2014 Hangzhou bicycle tour day six – Traditional Chinese massage

After three days of cycling and my expensive morning lake cruise, I had the afternoon to fill. I thought I would get a traditional Chinese massage or Tuīná

I have never had Traditional Chinese Massage before and was interested and worried how it would go. I found a reputable looking establishment. My firstly challenge was trying to work out the price, as none of the staff could speak english except one desk people who could could say, foot, leg, neck, back and minutes in English and then pointed at a list that showed 100 yuan for 100 minutes. A good deal I thought especially as I was at the spa on the second floor of a plush hotel, Holiday Inn. 

First step was to put my feet into a wooden barrel with water that was way too hot, a little cold water later I was soon getting my first taste of painful muscle pinches. I should point out my masseuse was a slender young lady who seemed to have mechanical claws for hands, it was amazing how strong she was.

I was then asked to stand up and move from the relaxation chair to a stool so the shoulder massage could start. The problem was the wooden barrel was old or not designed for my massive westerner body weight and I felt a small crack. The barrel was lined with plastic so I hopped it would remain watertight, but it didn’t. 

After about a minute, my masseuse noticed a large pool of water spreading across the room including where my bag was.
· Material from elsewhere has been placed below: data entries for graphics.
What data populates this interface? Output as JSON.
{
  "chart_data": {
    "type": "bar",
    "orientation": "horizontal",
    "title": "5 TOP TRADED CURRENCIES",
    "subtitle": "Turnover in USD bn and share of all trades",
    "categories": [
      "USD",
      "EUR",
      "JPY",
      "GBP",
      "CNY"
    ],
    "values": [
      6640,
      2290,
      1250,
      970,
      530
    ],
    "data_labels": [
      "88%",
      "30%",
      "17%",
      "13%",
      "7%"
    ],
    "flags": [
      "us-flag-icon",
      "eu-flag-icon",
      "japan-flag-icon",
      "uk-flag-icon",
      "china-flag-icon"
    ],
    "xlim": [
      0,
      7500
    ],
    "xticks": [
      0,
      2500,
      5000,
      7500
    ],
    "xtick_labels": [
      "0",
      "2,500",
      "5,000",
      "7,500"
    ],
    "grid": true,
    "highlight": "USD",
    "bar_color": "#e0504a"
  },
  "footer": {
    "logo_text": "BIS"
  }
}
This was handy as it gave me an excuse to grab my bag and remove my camera for later taking a few pictures. Mopping and sweeping water into a bucket was fruitless, so I was moved to another room.
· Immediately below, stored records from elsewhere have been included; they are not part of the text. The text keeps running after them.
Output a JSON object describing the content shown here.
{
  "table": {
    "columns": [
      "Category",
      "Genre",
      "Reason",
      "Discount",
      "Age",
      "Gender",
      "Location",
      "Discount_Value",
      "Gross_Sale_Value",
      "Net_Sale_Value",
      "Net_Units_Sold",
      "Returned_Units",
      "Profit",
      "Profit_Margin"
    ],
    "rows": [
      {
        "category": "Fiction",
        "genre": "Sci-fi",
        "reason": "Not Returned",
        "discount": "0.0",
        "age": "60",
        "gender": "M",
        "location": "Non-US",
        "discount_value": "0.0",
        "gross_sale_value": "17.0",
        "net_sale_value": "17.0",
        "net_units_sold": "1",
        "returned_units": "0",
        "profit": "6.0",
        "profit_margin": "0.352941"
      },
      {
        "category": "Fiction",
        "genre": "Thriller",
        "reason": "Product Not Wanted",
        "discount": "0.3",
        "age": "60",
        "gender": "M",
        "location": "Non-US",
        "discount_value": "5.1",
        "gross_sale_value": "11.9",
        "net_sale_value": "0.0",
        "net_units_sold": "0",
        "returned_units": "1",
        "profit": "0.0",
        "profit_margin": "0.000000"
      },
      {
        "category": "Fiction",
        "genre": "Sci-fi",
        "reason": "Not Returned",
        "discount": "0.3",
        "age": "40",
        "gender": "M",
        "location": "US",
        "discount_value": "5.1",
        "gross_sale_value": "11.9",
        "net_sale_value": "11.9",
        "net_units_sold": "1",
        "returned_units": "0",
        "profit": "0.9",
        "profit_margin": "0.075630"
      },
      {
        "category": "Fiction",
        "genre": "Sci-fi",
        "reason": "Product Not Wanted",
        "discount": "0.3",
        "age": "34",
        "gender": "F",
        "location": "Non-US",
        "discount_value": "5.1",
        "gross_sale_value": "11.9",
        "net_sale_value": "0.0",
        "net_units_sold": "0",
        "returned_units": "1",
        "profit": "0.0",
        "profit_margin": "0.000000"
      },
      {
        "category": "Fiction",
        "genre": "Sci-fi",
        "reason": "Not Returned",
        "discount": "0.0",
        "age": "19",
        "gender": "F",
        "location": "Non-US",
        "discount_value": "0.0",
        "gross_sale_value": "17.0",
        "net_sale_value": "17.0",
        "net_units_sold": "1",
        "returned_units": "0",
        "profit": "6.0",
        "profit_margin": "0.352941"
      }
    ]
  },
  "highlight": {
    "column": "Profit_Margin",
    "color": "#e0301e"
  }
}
I would break down the actual massage into three areas, painful bordering on unbearable, uncomfortable, especially some of the positions I was pushed into, and nice. Basically in equal proportions. 
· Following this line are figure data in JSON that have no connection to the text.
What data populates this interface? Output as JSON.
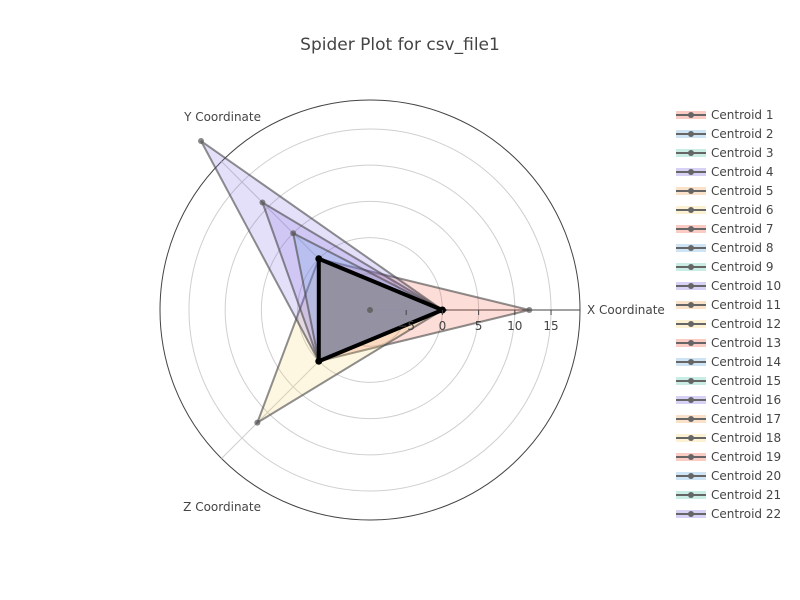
{
  "chart_data": {
    "type": "radar",
    "title": "Spider Plot for csv_file1",
    "axes": [
      "X Coordinate",
      "Y Coordinate",
      "Z Coordinate"
    ],
    "radial_range": [
      -10,
      19
    ],
    "radial_ticks": [
      -5,
      0,
      5,
      10,
      15
    ],
    "legend_position": "right",
    "series": [
      {
        "name": "Centroid 1",
        "values": [
          12,
          0,
          0
        ],
        "color": "#ef553b"
      },
      {
        "name": "Centroid 2",
        "values": [
          0,
          0,
          0
        ],
        "color": "#5da5da"
      },
      {
        "name": "Centroid 3",
        "values": [
          0,
          0,
          0
        ],
        "color": "#4dbfa8"
      },
      {
        "name": "Centroid 4",
        "values": [
          0,
          0,
          0
        ],
        "color": "#7f66e0"
      },
      {
        "name": "Centroid 5",
        "values": [
          0,
          0,
          0
        ],
        "color": "#f0a050"
      },
      {
        "name": "Centroid 6",
        "values": [
          0,
          0,
          12
        ],
        "color": "#f5d06a"
      },
      {
        "name": "Centroid 7",
        "values": [
          0,
          0,
          0
        ],
        "color": "#ef553b"
      },
      {
        "name": "Centroid 8",
        "values": [
          0,
          0,
          0
        ],
        "color": "#5da5da"
      },
      {
        "name": "Centroid 9",
        "values": [
          0,
          0,
          0
        ],
        "color": "#4dbfa8"
      },
      {
        "name": "Centroid 10",
        "values": [
          0,
          23,
          0
        ],
        "color": "#7f66e0"
      },
      {
        "name": "Centroid 11",
        "values": [
          0,
          0,
          0
        ],
        "color": "#f0a050"
      },
      {
        "name": "Centroid 12",
        "values": [
          0,
          0,
          0
        ],
        "color": "#f5d06a"
      },
      {
        "name": "Centroid 13",
        "values": [
          0,
          0,
          0
        ],
        "color": "#ef553b"
      },
      {
        "name": "Centroid 14",
        "values": [
          0,
          0,
          0
        ],
        "color": "#5da5da"
      },
      {
        "name": "Centroid 15",
        "values": [
          0,
          0,
          0
        ],
        "color": "#4dbfa8"
      },
      {
        "name": "Centroid 16",
        "values": [
          0,
          11,
          0
        ],
        "color": "#7f66e0"
      },
      {
        "name": "Centroid 17",
        "values": [
          0,
          0,
          0
        ],
        "color": "#f0a050"
      },
      {
        "name": "Centroid 18",
        "values": [
          0,
          0,
          0
        ],
        "color": "#f5d06a"
      },
      {
        "name": "Centroid 19",
        "values": [
          0,
          0,
          0
        ],
        "color": "#ef553b"
      },
      {
        "name": "Centroid 20",
        "values": [
          0,
          5,
          0
        ],
        "color": "#5da5da"
      },
      {
        "name": "Centroid 21",
        "values": [
          0,
          0,
          0
        ],
        "color": "#4dbfa8"
      },
      {
        "name": "Centroid 22",
        "values": [
          0,
          0,
          0
        ],
        "color": "#7f66e0"
      }
    ]
  }
}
At one stage I was in a sort of head lock, except it was my shoulder and arms, and I was pushed and twisted. At another I had my arms pulled back with a knee in my back working down my spine with quite a bit of pressure.

I have very sensitive feet, for example I can’t stand the nibble fish massage/loose skin cleaning in Malaysia, so I was a bit unsure about the foot massage part. I only had a few involuntary foot jerks and only had to asked her to stop hurting my foot once. It is handy to know pain (tong) in Mandarin. I think I enjoyed the toe massage the best, it is amazing how small/targeted the massage was. The massage included foot cupping, this was in the uncomfortable area.

Foot cupping, it felt very uncomfortable


During the foot massage I was asked if I want the cream, 10 yuan, or oil, 40 yuan. I didn’t like having this unexpected extra price.

On leaving I discovered the price was actually 240 yuan, about $50 AU, there were two columns and 100 yuan was in the other column. I think I paid extra because I combined, neck, shoulder, back, leg and foot massage. Overall, an interesting experience that I think I will do again, not often, and maybe just leg and/or foot next time.

It had turned into an expensive day in comparison to the rest of my trip. I finished off my afternoon by going to an expensive western coffee/tea shop and ordered a green tea to have while I relaxed, rested and read. Coffee shops are often over priced and targeted at rich locals or westerners . I would have to wait a number of years before I found much more enjoyable local variations in Chengdu and Sichuan country towns.